Gran número de mujeres jóvenes de Lowell
quedaron sujetas a las devastadoras emociones, y la Sra. S. H.
Parker, de Pratt´s Junction, cuya madre vivía en Lowell durante
este período, hace el siguiente relato de ellas:
"Recuerdo bien oír a mi
madre contarme cuando yo era joven", escribe ella, "acerca de
una joven que ella conocía, que se fue al río, vestida con su
túnica de ascensión y en compañía de muchas otras jóvenes,
después de despedirse de los amigos que no habían llegado a
creer realmente que ascenderían entonces. Los que se habían
convencido pasaban mucho tiempo cantando y orando mientras las
horas pasaban una tras otra, y por fin sintieron que había
habido un error. Así que, con tristeza, regresaron a sus hogares
o lugares de alojamiento.
"Una muchacha, de nombre
Hannah Dodge, se alojaba en el mismo lugar que mi madre, y
cuando ella y otras llegaron a la casa y trataron de entrar,
encontraron la puerta asegurada.

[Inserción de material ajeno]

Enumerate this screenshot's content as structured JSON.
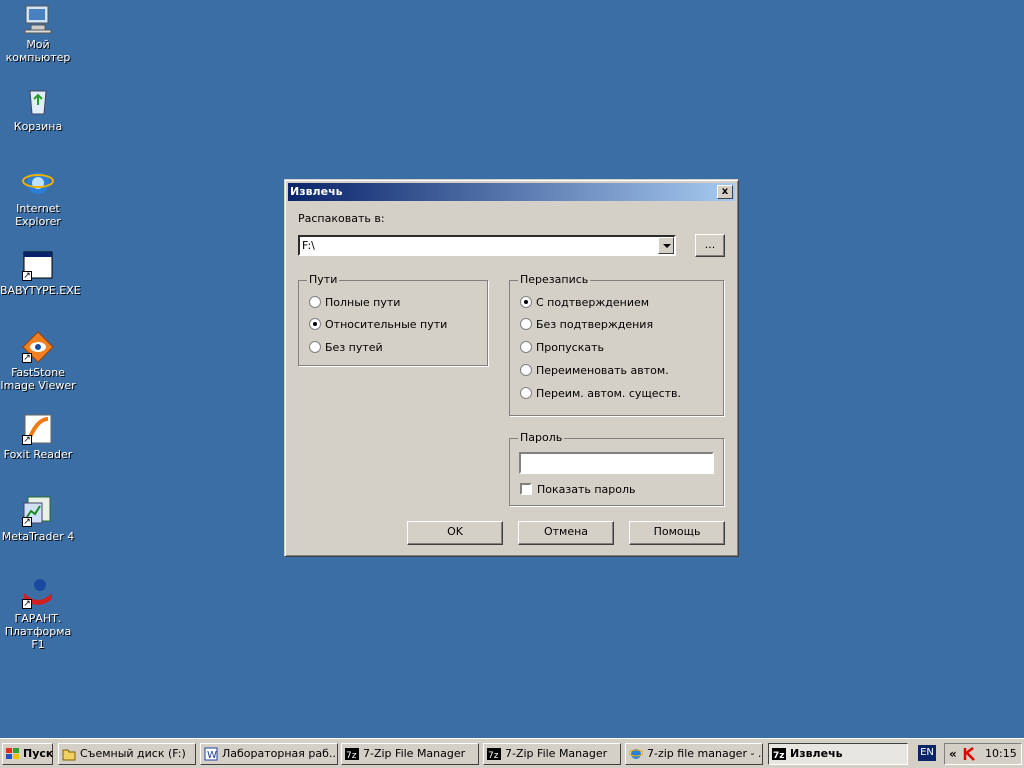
{
  "desktop": {
    "icons": [
      {
        "label": "Мой компьютер",
        "icon": "my-computer-icon"
      },
      {
        "label": "Корзина",
        "icon": "recycle-bin-icon"
      },
      {
        "label": "Internet Explorer",
        "icon": "internet-explorer-icon"
      },
      {
        "label": "BABYTYPE.EXE",
        "icon": "application-icon"
      },
      {
        "label": "FastStone Image Viewer",
        "icon": "faststone-icon"
      },
      {
        "label": "Foxit Reader",
        "icon": "foxit-reader-icon"
      },
      {
        "label": "MetaTrader 4",
        "icon": "metatrader-icon"
      },
      {
        "label": "ГАРАНТ. Платформа F1",
        "icon": "garant-icon"
      }
    ]
  },
  "dialog": {
    "title": "Извлечь",
    "close_label": "x",
    "extract_to_label": "Распаковать в:",
    "extract_to_value": "F:\\",
    "browse_label": "...",
    "paths_group": {
      "title": "Пути",
      "options": [
        "Полные пути",
        "Относительные пути",
        "Без путей"
      ],
      "selected": 1
    },
    "overwrite_group": {
      "title": "Перезапись",
      "options": [
        "С подтверждением",
        "Без подтверждения",
        "Пропускать",
        "Переименовать автом.",
        "Переим. автом. существ."
      ],
      "selected": 0
    },
    "password_group": {
      "title": "Пароль",
      "value": "",
      "show_password_label": "Показать пароль"
    },
    "buttons": {
      "ok": "OK",
      "cancel": "Отмена",
      "help": "Помощь"
    }
  },
  "taskbar": {
    "start_label": "Пуск",
    "tasks": [
      {
        "label": "Съемный диск (F:)",
        "icon": "folder-icon",
        "active": false
      },
      {
        "label": "Лабораторная раб...",
        "icon": "word-icon",
        "active": false
      },
      {
        "label": "7-Zip File Manager",
        "icon": "7zip-icon",
        "active": false
      },
      {
        "label": "7-Zip File Manager",
        "icon": "7zip-icon",
        "active": false
      },
      {
        "label": "7-zip file manager - ...",
        "icon": "ie-icon",
        "active": false
      },
      {
        "label": "Извлечь",
        "icon": "7zip-icon",
        "active": true
      }
    ],
    "language": "EN",
    "tray_chevron": "«",
    "clock": "10:15"
  }
}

Alguien vino a la puerta y
llamó: '¿Quién está allí?' Hannah Dodge dio su nombre. '¡Oh,
no!', dijo la persona desde dentro. 'Ud. no es Hanna Dodge -
ella se fue al cielo!' Cada vez que Hannah pedía que se le
permitiera entrar, recibía la misma respuesta: 'Oh, no - ella se
fue al cielo!' Parecía más bien difícil, pero finalmente se les
permitió entrar a Hannah y a las otras".
Más de una desilusionada víctima de la
profecía tuvo esta misma clase de recibimiento cuando regresó a
su hogar. En la mayoría de los casos, era una manera de
burlarse, que hería a las víctimas en lo más vivo. No era raro
que los que tenían que soportar el ridículo que seguía al
desengaño se apartaran de las otras personas y se volvieran
tímidos e hipersensibles.
Sin embargo, aquí y allá la sorpresa de los
que abrían la puerta a los cansados que regresaban era legítima.

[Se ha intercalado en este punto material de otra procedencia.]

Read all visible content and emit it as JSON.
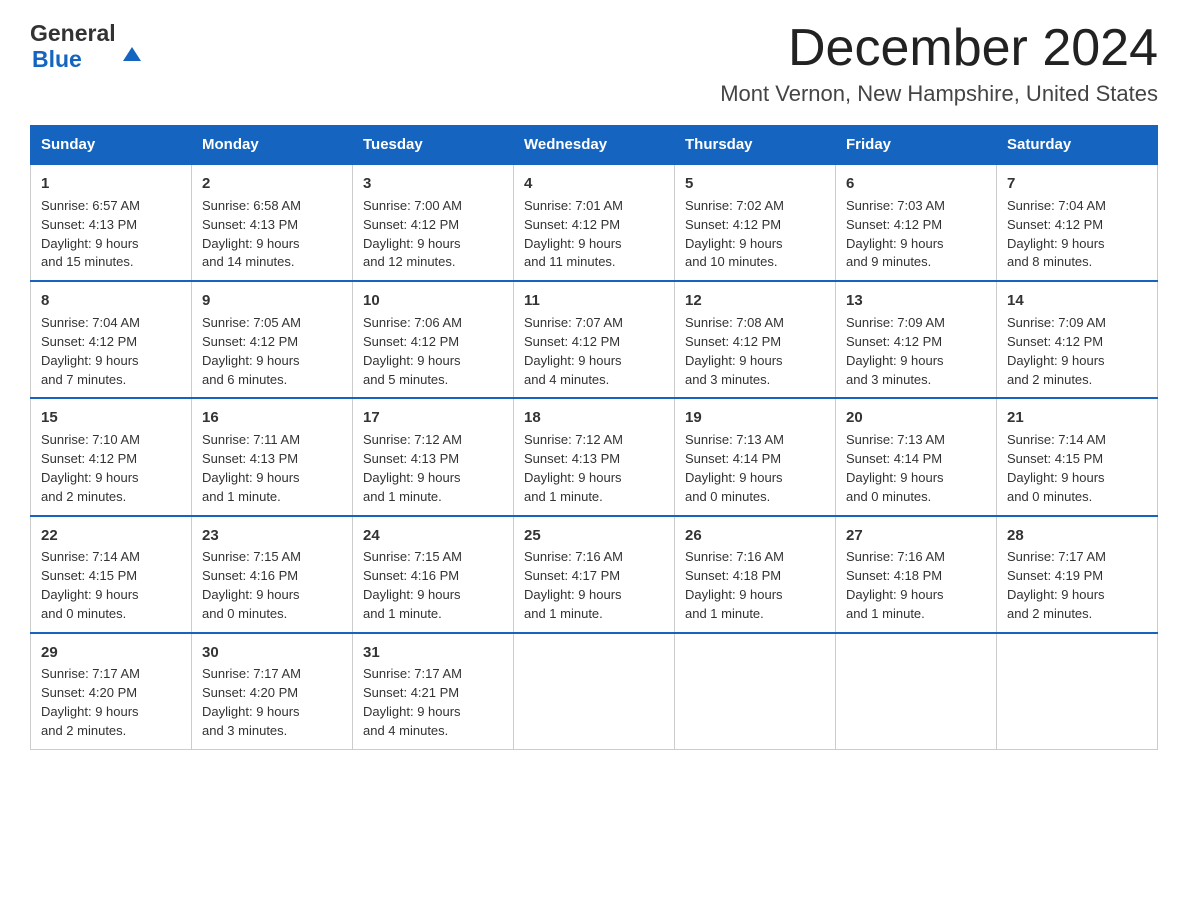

En la confusión general de pensamiento, había quienes,
profesando ser no creyentes en la profecía, ocultaban dentro una
sensación de incertidumbre acerca de lo que podría o no podría
suceder. Por largo tiempo después de que la oleada de este
engaño hubo retrocedido, muchos de los habitantes de las áreas
rurales acostumbraban referirse a este período como "la vez que
los milleristas se fueron al cielo". Hay registrados en la
profecía un cierto número de casos de los así llamados
incrédulos, que corrían hacia lugares elevados desde podían
contemplar a alguna familia especial de milleristas subiendo al
cielo.
La Sra. Caroline F. Austen, de New Bedford,
que pasó su niñez en la Isla de Nantucket, dice que había una
mujer llamada Meader, a la cual muchos esperaban ver subir al
cielo, y que había niños de escuela, de los cuales la Sra.
Austen era una, reunidos alrededor de su casa con la esperanza
de presenciar el vuelo de Meader. En muchos sectores,
prevalecían los engaños ópticos, y la Sra. Elmira Edson Titus,
que vivía en Claremont, New Hampshire, cuando era jovencita,
dice que "algunas personas allí vieron ángeles volar por el
aire, que iban en dirección de Woodstock, Vermont".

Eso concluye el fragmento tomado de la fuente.